Sempre que me perguntam qual é o melhor iPhone para comprar sem gastar uma fortuna, a minha resposta desilude muita gente. Aliás, nos tempos que correm, acaba por fazer muito sentido dar uma vista de olhos no lado dos usados ou recondicionados. Afinal de contas, o iPhone é um excelente smartphone e, verdade seja dita, mesmo um modelo com dois ou três anos consegue dar um baile a muitos gama média do ecossistema Android.
No entanto, o mercado de segunda mão está cheio de rasteiras ocultas que podem transformar um aparente bom negócio num pesadelo financeiro a longo prazo.

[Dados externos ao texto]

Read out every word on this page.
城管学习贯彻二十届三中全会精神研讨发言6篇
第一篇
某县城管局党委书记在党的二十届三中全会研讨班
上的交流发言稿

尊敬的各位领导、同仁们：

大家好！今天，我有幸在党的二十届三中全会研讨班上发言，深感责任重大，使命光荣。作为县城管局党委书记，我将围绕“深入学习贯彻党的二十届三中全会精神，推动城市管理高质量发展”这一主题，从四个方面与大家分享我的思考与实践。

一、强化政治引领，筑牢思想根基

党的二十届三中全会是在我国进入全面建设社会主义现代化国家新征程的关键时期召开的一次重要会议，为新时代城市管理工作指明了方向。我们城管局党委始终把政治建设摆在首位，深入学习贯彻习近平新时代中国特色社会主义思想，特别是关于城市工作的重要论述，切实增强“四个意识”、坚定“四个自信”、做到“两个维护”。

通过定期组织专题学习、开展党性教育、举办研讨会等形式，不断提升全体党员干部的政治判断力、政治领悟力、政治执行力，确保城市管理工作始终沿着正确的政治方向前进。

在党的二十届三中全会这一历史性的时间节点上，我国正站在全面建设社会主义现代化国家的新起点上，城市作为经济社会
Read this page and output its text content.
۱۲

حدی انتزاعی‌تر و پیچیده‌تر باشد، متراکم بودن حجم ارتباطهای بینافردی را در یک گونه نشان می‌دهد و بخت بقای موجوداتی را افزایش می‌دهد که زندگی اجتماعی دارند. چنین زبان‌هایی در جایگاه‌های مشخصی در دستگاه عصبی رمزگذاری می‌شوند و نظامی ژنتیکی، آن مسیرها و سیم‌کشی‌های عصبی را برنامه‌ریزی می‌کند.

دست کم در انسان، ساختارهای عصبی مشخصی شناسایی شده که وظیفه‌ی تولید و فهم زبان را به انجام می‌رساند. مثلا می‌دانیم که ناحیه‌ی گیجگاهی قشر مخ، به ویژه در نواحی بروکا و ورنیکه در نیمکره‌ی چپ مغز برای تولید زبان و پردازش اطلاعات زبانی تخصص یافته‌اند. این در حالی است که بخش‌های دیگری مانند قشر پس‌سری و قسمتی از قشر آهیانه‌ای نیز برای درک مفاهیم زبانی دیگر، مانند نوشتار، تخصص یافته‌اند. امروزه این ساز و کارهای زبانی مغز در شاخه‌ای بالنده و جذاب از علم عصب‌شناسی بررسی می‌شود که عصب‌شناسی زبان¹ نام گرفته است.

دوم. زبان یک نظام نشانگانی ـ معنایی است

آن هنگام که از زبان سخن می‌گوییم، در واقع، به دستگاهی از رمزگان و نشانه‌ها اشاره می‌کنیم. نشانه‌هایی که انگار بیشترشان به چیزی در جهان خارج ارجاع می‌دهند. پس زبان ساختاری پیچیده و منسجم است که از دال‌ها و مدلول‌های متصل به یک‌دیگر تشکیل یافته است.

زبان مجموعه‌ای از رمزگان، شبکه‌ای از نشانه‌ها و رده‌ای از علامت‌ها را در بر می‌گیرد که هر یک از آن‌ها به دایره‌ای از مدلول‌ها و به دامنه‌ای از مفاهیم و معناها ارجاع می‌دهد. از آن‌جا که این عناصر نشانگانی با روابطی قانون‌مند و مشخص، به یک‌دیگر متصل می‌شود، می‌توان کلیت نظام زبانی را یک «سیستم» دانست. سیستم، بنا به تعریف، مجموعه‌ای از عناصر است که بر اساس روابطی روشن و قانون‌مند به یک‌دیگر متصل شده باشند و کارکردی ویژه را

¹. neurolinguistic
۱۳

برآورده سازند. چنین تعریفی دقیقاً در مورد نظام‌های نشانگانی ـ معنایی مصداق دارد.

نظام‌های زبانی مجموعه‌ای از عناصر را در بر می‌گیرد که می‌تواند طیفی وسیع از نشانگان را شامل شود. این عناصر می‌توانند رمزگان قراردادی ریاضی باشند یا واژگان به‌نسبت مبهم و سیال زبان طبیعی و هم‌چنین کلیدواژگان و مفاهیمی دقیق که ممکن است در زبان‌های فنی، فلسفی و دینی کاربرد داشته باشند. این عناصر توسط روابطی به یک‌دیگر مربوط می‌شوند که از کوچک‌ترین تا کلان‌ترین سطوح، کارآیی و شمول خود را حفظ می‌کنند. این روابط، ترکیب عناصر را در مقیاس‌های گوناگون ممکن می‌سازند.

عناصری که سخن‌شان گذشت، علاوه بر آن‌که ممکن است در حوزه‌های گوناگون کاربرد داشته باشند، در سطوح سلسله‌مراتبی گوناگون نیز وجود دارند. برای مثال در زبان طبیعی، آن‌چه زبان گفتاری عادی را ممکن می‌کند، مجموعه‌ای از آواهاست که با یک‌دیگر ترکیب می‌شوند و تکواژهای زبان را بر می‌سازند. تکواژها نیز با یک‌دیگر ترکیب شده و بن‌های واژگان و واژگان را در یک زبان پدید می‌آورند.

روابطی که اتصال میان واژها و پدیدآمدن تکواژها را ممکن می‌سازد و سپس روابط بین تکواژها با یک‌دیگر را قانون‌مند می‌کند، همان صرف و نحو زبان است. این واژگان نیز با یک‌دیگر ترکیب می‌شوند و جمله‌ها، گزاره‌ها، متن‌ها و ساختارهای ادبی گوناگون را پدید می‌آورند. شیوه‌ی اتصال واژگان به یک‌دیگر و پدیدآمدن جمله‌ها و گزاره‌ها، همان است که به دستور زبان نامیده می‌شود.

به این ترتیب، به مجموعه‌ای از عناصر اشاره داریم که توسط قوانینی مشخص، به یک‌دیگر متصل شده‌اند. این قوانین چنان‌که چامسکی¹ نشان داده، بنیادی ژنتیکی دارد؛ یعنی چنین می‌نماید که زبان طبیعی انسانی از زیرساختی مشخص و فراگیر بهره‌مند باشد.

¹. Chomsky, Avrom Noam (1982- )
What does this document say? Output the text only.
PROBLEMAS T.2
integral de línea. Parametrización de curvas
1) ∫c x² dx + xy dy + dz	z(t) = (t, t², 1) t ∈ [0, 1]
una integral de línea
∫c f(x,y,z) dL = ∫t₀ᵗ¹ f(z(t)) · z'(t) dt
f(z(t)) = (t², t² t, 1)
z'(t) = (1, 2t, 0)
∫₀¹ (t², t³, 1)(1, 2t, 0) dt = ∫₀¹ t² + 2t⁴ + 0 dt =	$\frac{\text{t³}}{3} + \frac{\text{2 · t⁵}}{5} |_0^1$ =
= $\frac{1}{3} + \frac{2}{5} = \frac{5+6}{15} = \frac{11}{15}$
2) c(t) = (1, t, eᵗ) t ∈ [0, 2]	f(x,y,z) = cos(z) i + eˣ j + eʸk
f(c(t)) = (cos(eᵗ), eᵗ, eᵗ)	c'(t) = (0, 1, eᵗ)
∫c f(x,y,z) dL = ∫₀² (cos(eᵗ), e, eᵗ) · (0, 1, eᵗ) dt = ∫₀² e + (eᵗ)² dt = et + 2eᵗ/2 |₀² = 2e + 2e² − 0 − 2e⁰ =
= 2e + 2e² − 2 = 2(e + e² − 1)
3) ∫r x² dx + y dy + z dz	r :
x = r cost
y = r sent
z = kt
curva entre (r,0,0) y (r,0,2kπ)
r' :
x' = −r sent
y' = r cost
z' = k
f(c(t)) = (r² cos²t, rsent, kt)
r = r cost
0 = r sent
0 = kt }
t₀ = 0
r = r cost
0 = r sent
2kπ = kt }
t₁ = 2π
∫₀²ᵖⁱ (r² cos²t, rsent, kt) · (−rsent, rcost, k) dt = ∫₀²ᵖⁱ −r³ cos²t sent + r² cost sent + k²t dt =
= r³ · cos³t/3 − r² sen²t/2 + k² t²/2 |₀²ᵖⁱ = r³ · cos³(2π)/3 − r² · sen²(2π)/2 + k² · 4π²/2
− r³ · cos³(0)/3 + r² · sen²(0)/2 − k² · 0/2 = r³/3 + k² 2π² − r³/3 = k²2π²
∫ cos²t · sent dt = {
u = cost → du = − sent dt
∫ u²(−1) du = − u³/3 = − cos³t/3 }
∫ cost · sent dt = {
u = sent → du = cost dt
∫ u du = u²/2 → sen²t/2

De facto, com as novas regras da Apple, que exigem a validação direta dos servidores de Cupertino para quase todas as peças internas, o risco aumentou. Se comprares um aparelho que tenha componentes falsificados ou reparados numa loja de vão de escada, vais ter problemas sérios na próxima atualização.

O primeiro grande entrave está no software.
Claro que podes olhar para um iPhone 15 usado e achar que estás a fazer o negócio do ano porque o design é moderno e o preço está apelativo. Só que há um pormenor muito importante! O iPhone 15 base é o modelo mais recente da marca que não suporta as funcionalidades da Apple Intelligence. A Apple mudou o foco do desenvolvimento do iOS para a inteligência artificial, e o hardware mais antigo está a ficar para trás muito mais depressa do que no passado.
O futuro iOS 27 ainda vai correr no velhinho iPhone 11, mas vai nascer completamente limitado.
Para além disso, a famosa garantia de sete anos de atualizações da Apple já não é uma ciência exata. Basta ver o que aconteceu recentemente com o watchOS 27, que deixou cair o suporte para o Apple Watch Series 8 e para o Ultra original com apenas quatro anos de mercado. No digital, o investimento num equipamento antigo desvaloriza-se à velocidade da luz.
Outro problema óbvio é que vais levar para casa tecnologia ultrapassada. A Apple tem feito melhorias brutais na eficiência dos consumos e na dissipação térmica. A partir do iPhone 17 Pro, por exemplo, a marca abandonou o titânio e introduziu uma câmara de vapor para arrefecer o processador, garantindo que o telemóvel não ferve quando puxas por ele. Se recuares um ou dois anos na gama base, ficas sem o ecrã ProMotion de 120Hz, sem o Botão de Ação ou sem o Controlo da Câmara.
O espaço disponível é outra dor de cabeça. Enquanto a gama iPhone 17 arranca finalmente nos 256GB de armazenamento, os modelos do iPhone 13 ao iPhone 16 vinham limitados a uns curtos 128GB na versão base. Pior ainda: se fores para um iPhone 12 ou um iPhone SE de 2022, podes levar uma versão de 64GB, o que em pleno ano de 2026 é manifestamente curto e impraticável para o dia a dia.

A Apple oferece um ano de garantia internacional em produtos novos, e claro, a garantia mínima na Europa tem de ser cumprida. Mas, no mercado de usados a probabilidade de o aparelho já estar fora da cobertura legal é enorme. E se não tiveres um seguro AppleCare+ ativo, algo que só pode ser subscrito nos primeiros 60 dias após a compra original, qualquer azar vai doer muito no orçamento.
Caso o ecrã parta ou a capa de vidro traseira rache, prepara a carteira.
Comprar a um desconhecido no Facebook Marketplace ou em plataformas de recondicionados sem garantias sólidas é o equivalente a comprar um carro usado sem abrir o capô. É impossível saber através de fotografias se o telemóvel tem componentes trocados, se já apanhou água ou se está infetado com algum tipo de malware para te roubar os dados bancários. O mínimo que deves exigir antes de fechar negócio é uma foto do número de série. Isto para verificares o histórico do equipamento no site da Apple.
Para fechar a coisa, temos a inevitável degradação da bateria. É perfeitamente normal que um iPhone perca cerca de 10% da sua capacidade original logo no primeiro ano de uso intensivo. Se comprares um modelo com dois ou três anos, vais receber um equipamento que precisa urgentemente de uma bateria nova. E claro, a troca não é nada barata. Anda à volta dos 100€.